MT EXPERT: The fall of Manchester United's David Moyes will send shivers around boardrooms

David Moyes' exit 10 months into his job will resonate in the corporate world, where tenures of CEOs are falling as expectations rise. New leaders should be 'turbo-charged' from the start, says Mark Byford.

by Mark Byford

It’s not just football: almost every day brings news of a business leader heading for the exit. And when you strip away the details, the underlying reasons often boil down to disappointment that the outcomes fell well short of what was hoped for, and perhaps promised, at the start. Yet for global companies, like football clubs, the stakes are high and rising. Chief executives are expected to address increasingly complex challenges and deliver tangible results – fast. There is no dress rehearsal. Which is why more needs to be done to help new leaders hit the ground running, and accelerate their ability to deliver results. 

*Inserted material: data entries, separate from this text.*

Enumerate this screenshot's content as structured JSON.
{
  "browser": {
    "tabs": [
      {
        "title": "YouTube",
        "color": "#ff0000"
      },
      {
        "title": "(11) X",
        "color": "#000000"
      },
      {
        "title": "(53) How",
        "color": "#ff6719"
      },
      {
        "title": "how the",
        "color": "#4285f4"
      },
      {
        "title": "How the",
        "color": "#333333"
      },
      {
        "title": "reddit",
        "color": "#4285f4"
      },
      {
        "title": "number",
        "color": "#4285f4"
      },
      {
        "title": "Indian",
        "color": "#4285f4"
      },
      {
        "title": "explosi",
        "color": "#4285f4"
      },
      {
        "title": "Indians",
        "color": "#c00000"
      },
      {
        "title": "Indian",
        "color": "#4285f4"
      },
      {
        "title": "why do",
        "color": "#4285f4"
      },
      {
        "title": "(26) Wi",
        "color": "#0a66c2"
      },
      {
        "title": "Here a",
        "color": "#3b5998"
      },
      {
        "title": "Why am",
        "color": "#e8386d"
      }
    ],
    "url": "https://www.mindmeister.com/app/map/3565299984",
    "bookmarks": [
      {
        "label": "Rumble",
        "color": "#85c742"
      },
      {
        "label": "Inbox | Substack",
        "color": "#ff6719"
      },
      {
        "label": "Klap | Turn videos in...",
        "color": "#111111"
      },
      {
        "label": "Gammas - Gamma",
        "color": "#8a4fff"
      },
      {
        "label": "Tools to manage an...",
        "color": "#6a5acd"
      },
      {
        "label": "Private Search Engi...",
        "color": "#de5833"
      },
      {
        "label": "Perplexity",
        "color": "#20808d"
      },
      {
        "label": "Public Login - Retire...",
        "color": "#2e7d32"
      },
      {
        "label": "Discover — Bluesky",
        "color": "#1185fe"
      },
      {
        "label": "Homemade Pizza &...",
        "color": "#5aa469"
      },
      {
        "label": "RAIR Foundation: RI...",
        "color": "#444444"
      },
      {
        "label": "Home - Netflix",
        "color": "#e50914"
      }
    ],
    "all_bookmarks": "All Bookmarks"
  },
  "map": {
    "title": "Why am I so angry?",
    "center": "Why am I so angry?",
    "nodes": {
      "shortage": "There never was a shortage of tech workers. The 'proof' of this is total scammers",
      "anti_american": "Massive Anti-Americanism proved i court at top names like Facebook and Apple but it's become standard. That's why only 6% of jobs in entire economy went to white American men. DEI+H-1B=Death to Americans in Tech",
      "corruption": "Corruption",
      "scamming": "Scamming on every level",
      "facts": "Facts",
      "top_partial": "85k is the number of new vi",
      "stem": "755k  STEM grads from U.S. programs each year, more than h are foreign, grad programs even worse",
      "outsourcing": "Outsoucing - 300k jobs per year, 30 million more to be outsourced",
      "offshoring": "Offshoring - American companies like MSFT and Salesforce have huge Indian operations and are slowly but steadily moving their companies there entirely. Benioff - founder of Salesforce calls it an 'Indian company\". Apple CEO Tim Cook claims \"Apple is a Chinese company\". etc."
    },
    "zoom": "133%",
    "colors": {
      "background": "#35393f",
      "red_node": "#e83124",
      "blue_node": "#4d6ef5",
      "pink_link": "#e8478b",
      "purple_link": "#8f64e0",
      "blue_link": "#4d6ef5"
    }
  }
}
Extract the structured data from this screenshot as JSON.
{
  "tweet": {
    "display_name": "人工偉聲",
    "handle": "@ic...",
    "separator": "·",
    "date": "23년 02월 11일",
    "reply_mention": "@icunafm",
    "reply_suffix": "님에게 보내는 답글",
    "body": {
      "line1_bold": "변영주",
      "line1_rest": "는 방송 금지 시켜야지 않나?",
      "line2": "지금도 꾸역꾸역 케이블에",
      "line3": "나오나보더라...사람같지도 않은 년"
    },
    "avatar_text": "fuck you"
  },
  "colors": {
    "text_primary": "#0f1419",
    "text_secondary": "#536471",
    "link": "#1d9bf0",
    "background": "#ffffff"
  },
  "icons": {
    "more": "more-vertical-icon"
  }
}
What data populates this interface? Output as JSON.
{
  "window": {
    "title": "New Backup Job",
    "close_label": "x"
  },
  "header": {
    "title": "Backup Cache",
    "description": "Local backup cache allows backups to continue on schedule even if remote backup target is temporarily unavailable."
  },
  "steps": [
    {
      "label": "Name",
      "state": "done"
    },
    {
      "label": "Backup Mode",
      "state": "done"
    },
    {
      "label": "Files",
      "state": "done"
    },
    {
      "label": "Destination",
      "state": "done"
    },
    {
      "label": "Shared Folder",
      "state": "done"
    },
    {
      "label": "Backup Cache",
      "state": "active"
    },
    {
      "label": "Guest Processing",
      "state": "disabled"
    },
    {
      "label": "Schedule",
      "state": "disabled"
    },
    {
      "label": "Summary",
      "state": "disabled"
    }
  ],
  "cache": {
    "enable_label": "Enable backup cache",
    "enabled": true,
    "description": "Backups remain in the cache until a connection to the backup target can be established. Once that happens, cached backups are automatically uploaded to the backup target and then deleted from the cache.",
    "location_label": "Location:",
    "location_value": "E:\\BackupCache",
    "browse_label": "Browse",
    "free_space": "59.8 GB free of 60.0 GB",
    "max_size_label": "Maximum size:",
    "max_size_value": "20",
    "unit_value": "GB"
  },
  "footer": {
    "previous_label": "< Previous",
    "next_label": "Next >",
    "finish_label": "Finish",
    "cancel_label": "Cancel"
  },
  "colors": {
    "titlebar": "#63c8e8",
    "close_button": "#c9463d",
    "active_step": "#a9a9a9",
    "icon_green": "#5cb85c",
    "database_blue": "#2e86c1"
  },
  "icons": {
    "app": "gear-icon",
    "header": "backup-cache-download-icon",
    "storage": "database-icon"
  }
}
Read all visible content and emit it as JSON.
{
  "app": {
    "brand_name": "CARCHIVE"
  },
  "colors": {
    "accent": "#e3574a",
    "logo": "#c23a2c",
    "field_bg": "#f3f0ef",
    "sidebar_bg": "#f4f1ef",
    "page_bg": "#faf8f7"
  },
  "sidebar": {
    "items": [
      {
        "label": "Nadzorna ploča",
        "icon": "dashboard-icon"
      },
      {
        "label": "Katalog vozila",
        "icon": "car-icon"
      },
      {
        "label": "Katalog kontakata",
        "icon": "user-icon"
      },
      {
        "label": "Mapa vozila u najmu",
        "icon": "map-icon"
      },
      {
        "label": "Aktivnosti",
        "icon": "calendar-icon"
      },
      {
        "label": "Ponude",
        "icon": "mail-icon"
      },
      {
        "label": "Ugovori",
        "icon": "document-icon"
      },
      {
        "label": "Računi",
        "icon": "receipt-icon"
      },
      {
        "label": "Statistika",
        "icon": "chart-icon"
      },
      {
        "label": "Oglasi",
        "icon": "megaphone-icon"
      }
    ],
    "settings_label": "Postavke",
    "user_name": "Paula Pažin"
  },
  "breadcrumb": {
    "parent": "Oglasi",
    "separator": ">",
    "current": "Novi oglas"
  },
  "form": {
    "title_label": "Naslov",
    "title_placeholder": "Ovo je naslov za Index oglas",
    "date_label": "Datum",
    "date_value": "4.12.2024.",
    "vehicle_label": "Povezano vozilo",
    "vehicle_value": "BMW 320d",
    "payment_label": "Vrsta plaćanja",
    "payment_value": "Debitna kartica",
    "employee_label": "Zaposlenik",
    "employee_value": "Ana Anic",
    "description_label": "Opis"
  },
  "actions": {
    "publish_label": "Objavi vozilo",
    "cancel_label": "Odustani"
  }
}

Falling tenure and rising expectations

The average tenure of chief executives has been falling internationally and is now on average around six years. A 2012 analysis of CEO tenure in major global markets by Egon Zehnder also exposed the extent of leadership ‘churn’. In the preceding five years, for instance, almost half the companies in the FTSE 100 had changed their CEO. This compares to 34% in the US S&P500; 24% in China’s Hang Seng Index and 23% in Germany’s DAX. So at any one time many businesses and people– at the highest level and below – are coping with the transition to new leadership. Smoothing this process, to integrate and accelerate a new leader’s delivery, has to make business sense.


Unfortunately, though, organisations often have a blind spot when it comes to bedding in senior talent. Last year we asked over 500 senior executives from a range of global companies about the support they received when moving into a new role.